An urgent call went out to local labour exchanges for the recruitment of carpenters and labourers. Tradesmen were offered attractive pay rates for a 48 hour week with unlimited overtime. The Bournemouth Master Builders Association protested at these ‘high rates of pay’ and as a consequence they were reduced. By early June several hundred construction workers had begun work at Blandford Camp. However, it appears that the changes to pay rates prompted them to down tools. Worker representatives reopened negotiations with the employers. A mass meeting was organised where the representatives had decided to recommend acceptance of revised offer. A car with a loud speaker was ordered from Bournemouth for the mass meeting and it was decided to use a hut’s base being constructed as a platform.
Also arriving early that morning from Bournemouth was a 45 year-old man who claimed he worked at the Camp. He stood in the middle of the road stopping all the workmen’s buses urging them to not enter the site. According to a canteen lady, he told the canteen workers that if they did not join the strike the Camp would be burnt down. At the mass meeting, he was heard to shout out:
‘Stay on strike lads. Your chairman wants you to go back to work but you don’t want to, do you? You want your three shillings & six pence!’

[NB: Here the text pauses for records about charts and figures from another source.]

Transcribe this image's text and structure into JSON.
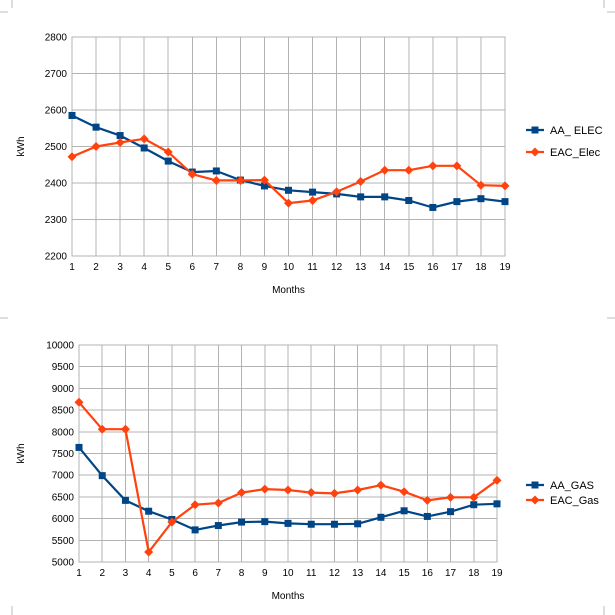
{
  "chart_data": [
    {
      "type": "line",
      "title": "",
      "xlabel": "Months",
      "ylabel": "kWh",
      "x": [
        1,
        2,
        3,
        4,
        5,
        6,
        7,
        8,
        9,
        10,
        11,
        12,
        13,
        14,
        15,
        16,
        17,
        18,
        19
      ],
      "ylim": [
        2200,
        2800
      ],
      "yticks": [
        2200,
        2300,
        2400,
        2500,
        2600,
        2700,
        2800
      ],
      "grid": true,
      "legend_position": "right",
      "series": [
        {
          "name": "AA_ ELEC",
          "color": "#004586",
          "marker": "square",
          "values": [
            2585,
            2553,
            2530,
            2496,
            2460,
            2430,
            2433,
            2408,
            2392,
            2380,
            2375,
            2370,
            2362,
            2362,
            2352,
            2333,
            2349,
            2357,
            2349
          ]
        },
        {
          "name": "EAC_Elec",
          "color": "#ff420e",
          "marker": "diamond",
          "values": [
            2472,
            2500,
            2511,
            2521,
            2485,
            2424,
            2407,
            2407,
            2408,
            2345,
            2352,
            2376,
            2404,
            2435,
            2435,
            2447,
            2447,
            2394,
            2392
          ]
        }
      ]
    },
    {
      "type": "line",
      "title": "",
      "xlabel": "Months",
      "ylabel": "kWh",
      "x": [
        1,
        2,
        3,
        4,
        5,
        6,
        7,
        8,
        9,
        10,
        11,
        12,
        13,
        14,
        15,
        16,
        17,
        18,
        19
      ],
      "ylim": [
        5000,
        10000
      ],
      "yticks": [
        5000,
        5500,
        6000,
        6500,
        7000,
        7500,
        8000,
        8500,
        9000,
        9500,
        10000
      ],
      "grid": true,
      "legend_position": "right",
      "series": [
        {
          "name": "AA_GAS",
          "color": "#004586",
          "marker": "square",
          "values": [
            7640,
            6990,
            6420,
            6170,
            5980,
            5740,
            5840,
            5920,
            5930,
            5890,
            5870,
            5870,
            5880,
            6030,
            6180,
            6050,
            6160,
            6320,
            6340
          ]
        },
        {
          "name": "EAC_Gas",
          "color": "#ff420e",
          "marker": "diamond",
          "values": [
            8680,
            8060,
            8060,
            5230,
            5920,
            6320,
            6360,
            6600,
            6680,
            6660,
            6600,
            6580,
            6660,
            6770,
            6620,
            6420,
            6490,
            6490,
            6880
          ]
        }
      ]
    }
  ]
}
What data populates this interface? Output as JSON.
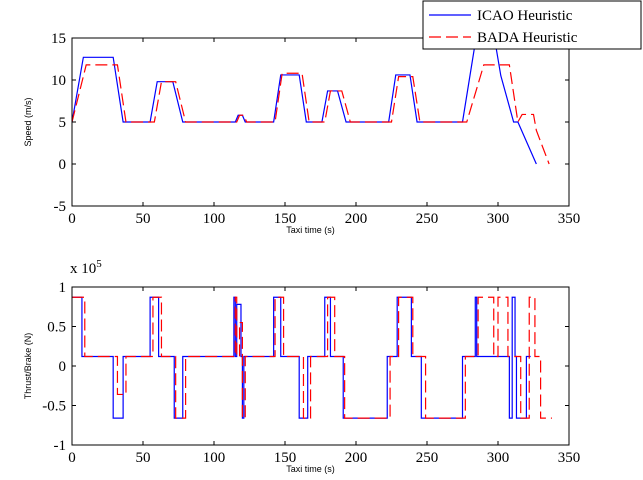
{
  "chart_data": [
    {
      "type": "line",
      "title": "",
      "xlabel": "Taxi time (s)",
      "ylabel": "Speed (m/s)",
      "xlim": [
        0,
        350
      ],
      "ylim": [
        -5,
        15
      ],
      "xticks": [
        "0",
        "50",
        "100",
        "150",
        "200",
        "250",
        "300",
        "350"
      ],
      "yticks": [
        "15",
        "10",
        "5",
        "0",
        "-5"
      ],
      "legend": {
        "position": "top-right",
        "entries": [
          "ICAO Heuristic",
          "BADA Heuristic"
        ]
      },
      "series": [
        {
          "name": "ICAO Heuristic",
          "color": "#0000ff",
          "dash": "solid",
          "x": [
            0,
            8,
            29,
            36,
            55,
            60,
            71,
            78,
            115,
            117,
            120,
            122,
            142,
            147,
            160,
            165,
            176,
            180,
            187,
            193,
            223,
            228,
            238,
            243,
            275,
            285,
            297,
            302,
            311,
            314,
            327
          ],
          "y": [
            5.0,
            12.7,
            12.7,
            5.0,
            5.0,
            9.8,
            9.8,
            5.0,
            5.0,
            5.8,
            5.8,
            5.0,
            5.0,
            10.6,
            10.6,
            5.0,
            5.0,
            8.7,
            8.7,
            5.0,
            5.0,
            10.6,
            10.6,
            5.0,
            5.0,
            15.5,
            15.5,
            10.5,
            5.0,
            5.0,
            0.0
          ]
        },
        {
          "name": "BADA Heuristic",
          "color": "#ff0000",
          "dash": "dashed",
          "x": [
            0,
            10,
            32,
            38,
            58,
            63,
            73,
            80,
            116,
            118,
            121,
            123,
            143,
            148,
            162,
            167,
            178,
            182,
            190,
            196,
            225,
            230,
            240,
            245,
            278,
            290,
            298,
            308,
            314,
            317,
            325,
            327,
            336
          ],
          "y": [
            5.0,
            11.8,
            11.8,
            5.0,
            5.0,
            9.8,
            9.8,
            5.0,
            5.0,
            5.8,
            5.8,
            5.0,
            5.0,
            10.8,
            10.8,
            5.0,
            5.0,
            8.7,
            8.7,
            5.0,
            5.0,
            10.4,
            10.4,
            5.0,
            5.0,
            11.8,
            11.8,
            11.8,
            5.0,
            5.9,
            5.9,
            4.0,
            0.0
          ]
        }
      ],
      "grid": false
    },
    {
      "type": "line",
      "title": "",
      "xlabel": "Taxi time (s)",
      "ylabel": "Thrust/Brake (N)",
      "y_multiplier_label": "x 10^5",
      "xlim": [
        0,
        350
      ],
      "ylim": [
        -1,
        1
      ],
      "xticks": [
        "0",
        "50",
        "100",
        "150",
        "200",
        "250",
        "300",
        "350"
      ],
      "yticks": [
        "1",
        "0.5",
        "0",
        "-0.5",
        "-1"
      ],
      "series": [
        {
          "name": "ICAO Heuristic",
          "color": "#0000ff",
          "dash": "solid",
          "x": [
            0,
            7,
            7,
            8,
            8,
            29,
            29,
            36,
            36,
            55,
            55,
            61,
            61,
            72,
            72,
            78,
            78,
            114,
            114,
            115,
            115,
            116,
            116,
            119,
            119,
            120,
            120,
            121,
            121,
            142,
            142,
            147,
            147,
            160,
            160,
            166,
            166,
            178,
            178,
            182,
            182,
            191,
            191,
            222,
            222,
            229,
            229,
            239,
            239,
            246,
            246,
            275,
            275,
            284,
            284,
            285,
            285,
            308,
            308,
            310,
            310,
            312,
            312,
            313,
            313,
            320,
            320,
            323
          ],
          "y": [
            0.87,
            0.87,
            0.12,
            0.12,
            0.12,
            0.12,
            -0.66,
            -0.66,
            0.12,
            0.12,
            0.87,
            0.87,
            0.12,
            0.12,
            -0.66,
            -0.66,
            0.12,
            0.12,
            0.87,
            0.87,
            0.12,
            0.12,
            0.78,
            0.78,
            0.12,
            0.12,
            -0.66,
            -0.66,
            0.12,
            0.12,
            0.87,
            0.87,
            0.12,
            0.12,
            -0.66,
            -0.66,
            0.12,
            0.12,
            0.87,
            0.87,
            0.12,
            0.12,
            -0.66,
            -0.66,
            0.12,
            0.12,
            0.87,
            0.87,
            0.12,
            0.12,
            -0.66,
            -0.66,
            0.12,
            0.12,
            0.87,
            0.87,
            0.12,
            0.12,
            -0.66,
            -0.66,
            0.87,
            0.87,
            0.12,
            0.12,
            -0.66,
            -0.66,
            0.12,
            0.12
          ]
        },
        {
          "name": "BADA Heuristic",
          "color": "#ff0000",
          "dash": "dashed",
          "x": [
            0,
            9,
            9,
            32,
            32,
            38,
            38,
            57,
            57,
            63,
            63,
            73,
            73,
            80,
            80,
            115,
            115,
            116,
            116,
            118,
            118,
            120,
            120,
            122,
            122,
            143,
            143,
            149,
            149,
            163,
            163,
            168,
            168,
            180,
            180,
            185,
            185,
            192,
            192,
            224,
            224,
            230,
            230,
            240,
            240,
            249,
            249,
            277,
            277,
            286,
            286,
            297,
            297,
            300,
            300,
            307,
            307,
            316,
            316,
            322,
            322,
            326,
            326,
            330,
            330,
            338
          ],
          "y": [
            0.87,
            0.87,
            0.12,
            0.12,
            -0.36,
            -0.36,
            0.12,
            0.12,
            0.87,
            0.87,
            0.12,
            0.12,
            -0.66,
            -0.66,
            0.12,
            0.12,
            0.87,
            0.87,
            0.12,
            0.12,
            0.55,
            0.55,
            -0.66,
            -0.66,
            0.12,
            0.12,
            0.87,
            0.87,
            0.12,
            0.12,
            -0.66,
            -0.66,
            0.12,
            0.12,
            0.87,
            0.87,
            0.12,
            0.12,
            -0.66,
            -0.66,
            0.12,
            0.12,
            0.87,
            0.87,
            0.12,
            0.12,
            -0.66,
            -0.66,
            0.12,
            0.12,
            0.87,
            0.87,
            0.12,
            0.12,
            0.87,
            0.87,
            0.12,
            0.12,
            -0.66,
            -0.66,
            0.87,
            0.87,
            0.12,
            0.12,
            -0.66,
            -0.66
          ]
        }
      ],
      "grid": false
    }
  ]
}
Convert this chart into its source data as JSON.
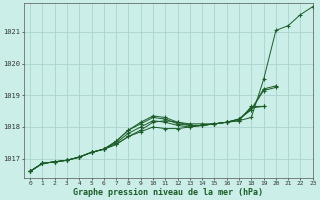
{
  "title": "Graphe pression niveau de la mer (hPa)",
  "bg_color": "#cceee8",
  "grid_color": "#aad4cc",
  "line_color": "#1a5c28",
  "xlim": [
    -0.5,
    23
  ],
  "ylim": [
    1016.4,
    1021.9
  ],
  "yticks": [
    1017,
    1018,
    1019,
    1020,
    1021
  ],
  "xticks": [
    0,
    1,
    2,
    3,
    4,
    5,
    6,
    7,
    8,
    9,
    10,
    11,
    12,
    13,
    14,
    15,
    16,
    17,
    18,
    19,
    20,
    21,
    22,
    23
  ],
  "series": [
    [
      1016.6,
      1016.85,
      1016.9,
      1016.95,
      1017.05,
      1017.2,
      1017.3,
      1017.45,
      1017.7,
      1017.85,
      1018.0,
      1017.95,
      1017.95,
      1018.0,
      1018.05,
      1018.1,
      1018.15,
      1018.2,
      1018.3,
      1019.5,
      1021.05,
      1021.2,
      1021.55,
      1021.8
    ],
    [
      1016.6,
      1016.85,
      1016.9,
      1016.95,
      1017.05,
      1017.2,
      1017.3,
      1017.45,
      1017.7,
      1017.9,
      1018.15,
      1018.2,
      1018.15,
      1018.1,
      1018.1,
      1018.1,
      1018.15,
      1018.2,
      1018.65,
      1018.65,
      null,
      null,
      null,
      null
    ],
    [
      1016.6,
      1016.85,
      1016.9,
      1016.95,
      1017.05,
      1017.2,
      1017.3,
      1017.5,
      1017.8,
      1018.0,
      1018.2,
      1018.15,
      1018.05,
      1018.0,
      1018.05,
      1018.1,
      1018.15,
      1018.25,
      1018.6,
      1018.65,
      null,
      null,
      null,
      null
    ],
    [
      1016.6,
      1016.85,
      1016.9,
      1016.95,
      1017.05,
      1017.2,
      1017.3,
      1017.55,
      1017.9,
      1018.1,
      1018.3,
      1018.25,
      1018.1,
      1018.05,
      1018.05,
      1018.1,
      1018.15,
      1018.25,
      1018.55,
      1019.2,
      1019.3,
      null,
      null,
      null
    ],
    [
      1016.6,
      1016.85,
      1016.9,
      1016.95,
      1017.05,
      1017.2,
      1017.3,
      1017.55,
      1017.9,
      1018.15,
      1018.35,
      1018.3,
      1018.15,
      1018.05,
      1018.05,
      1018.1,
      1018.15,
      1018.25,
      1018.55,
      1019.15,
      1019.25,
      null,
      null,
      null
    ]
  ],
  "marker": "+"
}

It was also reported the 45 year-old urged that picketing be organised and that deputations travel to army bases at Bovington and Tidworth to encourage them to join the strike.
A crowd member challenged the 45 year-old claiming he did not work on the site which he denied. However, no-one recognised him and then he had to leave the meeting for his own safety. The Western Gazette of Friday 30th June 1939 reported on the involvement of an ‘agitator’ who was charged with ‘interfering with the arrangements between employers and the men’s representatives which caused a breach of the peace.’ He denied claims that he was a member of the Communist Party but said he worked as a reporter for the newspaper the Daily Worker. It had been founded in 1930 as a paper representing the Central Committee of the Communist Party of Great Britain. At Blandford Police Court he was found guilty, fined and ordered not to return to Blandford Camp which he agreed.
The first soldiers arrived at Blandford Camp in July 1939 and the Camp then received a visit from Chief of the Imperial General Staff Viscount Gort who would shortly be appointed as Commander-in -Chief of the British Expeditionary Force. A few months later Gort would be taken off the Dunkirk beaches by the minesweeper HMS Hebe as his defeated British forces withdrew from France.